Cronaca locale

I Ri-scatti degli ultimi vanno in mostra alle Gallerie d'Italia

Fondazione Cariplo presenta le «storie di strada» di 13 fotografi senza fissa dimora

Francesca Amè

«La cultura bella è un diritto di tutti, specie dei poveri», ha detto pochi giorni fa papa Francesco. Un'utopia? No, se si crea la giusta alleanza tra terzo settore, istituzioni pubbliche e private. Succede da oggi e fino al primo settembre nelle eleganti sale delle Gallerie d'Italia di piazza Scala dove è allestita la mostra 13 storie della strada: fotografi senza fissa dimora, un viaggio dalla periferia al cuore della città.

La mostra, curata da Dalia Gallico e scandita in una cinquantina di scatti, è solo la punta dell'iceberg di un ampio progetto di inclusione culturale che Milano da tempo ha imparato a conoscere, grazie alla onlus Ri-scatti, impegnata, attraverso lo strumento della fotografia, a sostenere la libera espressione artistica di soggetti più deboli o in difficoltà. In passato ha lavorato con la comunità immigrata poi con i teen ager che subiscono lunghe degenze al Policlinico e quest'anno, grazie alla collaborazione con la Fondazione Cariplo, si è concentrata sui senza tetto.

«Ho sempre pensato che per risvegliare le coscienze dovremmo portare gli ultimi nel centro delle nostre città. Quando questo accade li allontaniamo perché ci dà fastidio vedere persone fragili davanti alle vetrine sfavillanti che magari ci chiedono l'elemosina. Questa mostra fotografica ha invece il merito di aver portato gli ultimi al centro in un modo diverso, da protagonisti, riservando loro il palcoscenico che di solito si lascia ai grandi fotografi», ha detto il presidente della Fondazione Cariplo Giuseppe Guzzetti, commentando il suo addio all'istituzione che ha guidato per 22 anni (oltre 30mila progeti finanziati, 3 miliardi investiti nel sociale e nel welfare). Intensi gli scatti esposti: ci sono bambini che ridono per strada, angoli in centro che osserviamo per la prima volta e strade di periferia di cui ignoriamo la geolocalizzazione.
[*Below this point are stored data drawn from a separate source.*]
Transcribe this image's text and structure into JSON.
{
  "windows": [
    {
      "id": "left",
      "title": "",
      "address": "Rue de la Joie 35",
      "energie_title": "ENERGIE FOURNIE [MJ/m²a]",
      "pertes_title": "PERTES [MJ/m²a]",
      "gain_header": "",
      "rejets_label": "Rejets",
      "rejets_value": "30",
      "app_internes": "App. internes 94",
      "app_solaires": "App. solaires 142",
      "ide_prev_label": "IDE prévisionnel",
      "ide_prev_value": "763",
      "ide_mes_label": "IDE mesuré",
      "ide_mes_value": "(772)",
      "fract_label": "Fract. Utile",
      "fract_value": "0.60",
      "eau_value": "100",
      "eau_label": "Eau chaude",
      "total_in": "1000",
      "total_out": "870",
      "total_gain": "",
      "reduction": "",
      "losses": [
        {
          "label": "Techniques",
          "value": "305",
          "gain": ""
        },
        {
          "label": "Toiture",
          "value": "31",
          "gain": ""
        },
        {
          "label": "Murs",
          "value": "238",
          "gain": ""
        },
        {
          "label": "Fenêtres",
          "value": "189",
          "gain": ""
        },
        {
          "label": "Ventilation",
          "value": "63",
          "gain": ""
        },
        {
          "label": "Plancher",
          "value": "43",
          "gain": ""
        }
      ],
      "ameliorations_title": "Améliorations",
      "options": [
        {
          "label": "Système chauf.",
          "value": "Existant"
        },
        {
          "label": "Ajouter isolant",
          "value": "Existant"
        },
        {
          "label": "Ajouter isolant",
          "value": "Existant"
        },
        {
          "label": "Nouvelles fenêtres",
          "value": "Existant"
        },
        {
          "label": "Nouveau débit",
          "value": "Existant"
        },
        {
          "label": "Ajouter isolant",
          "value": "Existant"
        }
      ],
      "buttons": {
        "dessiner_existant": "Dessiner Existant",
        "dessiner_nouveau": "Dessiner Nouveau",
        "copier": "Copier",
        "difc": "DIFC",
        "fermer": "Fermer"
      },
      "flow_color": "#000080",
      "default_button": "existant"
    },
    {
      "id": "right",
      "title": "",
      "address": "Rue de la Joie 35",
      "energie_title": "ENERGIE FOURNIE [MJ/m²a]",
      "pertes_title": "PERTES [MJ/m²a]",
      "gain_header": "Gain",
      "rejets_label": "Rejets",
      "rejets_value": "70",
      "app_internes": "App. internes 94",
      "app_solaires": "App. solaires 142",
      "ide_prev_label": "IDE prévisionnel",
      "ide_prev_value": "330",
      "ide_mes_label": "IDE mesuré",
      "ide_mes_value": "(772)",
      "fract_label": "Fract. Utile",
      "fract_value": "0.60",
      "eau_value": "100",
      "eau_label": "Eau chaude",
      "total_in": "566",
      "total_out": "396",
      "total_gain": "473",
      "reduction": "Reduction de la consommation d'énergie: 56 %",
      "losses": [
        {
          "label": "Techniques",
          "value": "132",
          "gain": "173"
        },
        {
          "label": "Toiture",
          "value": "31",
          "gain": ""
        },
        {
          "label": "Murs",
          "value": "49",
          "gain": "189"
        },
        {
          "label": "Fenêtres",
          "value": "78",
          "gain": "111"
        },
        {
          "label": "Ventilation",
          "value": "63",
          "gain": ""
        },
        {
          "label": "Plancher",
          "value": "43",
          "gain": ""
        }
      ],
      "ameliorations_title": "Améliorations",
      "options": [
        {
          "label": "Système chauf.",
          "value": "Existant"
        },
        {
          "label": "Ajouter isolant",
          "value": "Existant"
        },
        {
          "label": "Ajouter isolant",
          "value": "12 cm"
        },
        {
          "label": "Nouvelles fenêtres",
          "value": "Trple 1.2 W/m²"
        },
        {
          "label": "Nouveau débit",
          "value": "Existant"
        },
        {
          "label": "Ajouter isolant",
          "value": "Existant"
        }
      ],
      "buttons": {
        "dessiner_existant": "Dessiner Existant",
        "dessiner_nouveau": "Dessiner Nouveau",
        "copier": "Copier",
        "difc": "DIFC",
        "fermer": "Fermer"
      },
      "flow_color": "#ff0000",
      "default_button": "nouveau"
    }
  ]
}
Soprattutto, ci sono alcuni degli oltre 1500 progetti che la Fondazione porta avanti e ai quali gli apprendisti fotografi si sono accostati muniti di obbiettivo: il verde organizzato degli orti urbani, i sorrisi degli artisti di strada, gli interni di appartamenti a misura di disabile', il laboratorio di una scienziata.

Quello che vediamo esposto non è un normale reportage perché, come ha spiegato Federica Balestieri, fondatrice di Ri-scatti Onlus, «gli autori più di qualunque fotografo professionista hanno saputo aderire alle storie che raccontavano, perché spesso parlavando di un disagio che a loro era famigliare». Doppio riscatto, dunque: la fotografia è riuscita a donare dignità allo sguardo di persone che i nostri occhi tendono a scansare e ha dato risalto, a sua volta, ad altre realtà periferiche e poco note, ma meritevoli di attenzione. Delle oltre 9800 fotografie realizzate dai tredici senza fissa dimora durante il workshop ne vediamo in mostra solo alcune: il progetto è durato un anno, durante il quale alcuni hanno seguito con rigore le lezioni, altri si sono persi, inghiottiti dalla strada, e oggi ci rimangono solo le loro visioni impresse su carta fotografica, altri ancora si sono raccontati in videointerviste esposte, insieme alle foto, alle Gallerie d'Italia, sede museale di Intesa San Paolo.

Dalle periferie metropolitane a piazza della Scala: la bellezza, diceva Dostoevskij, salverà il mondo.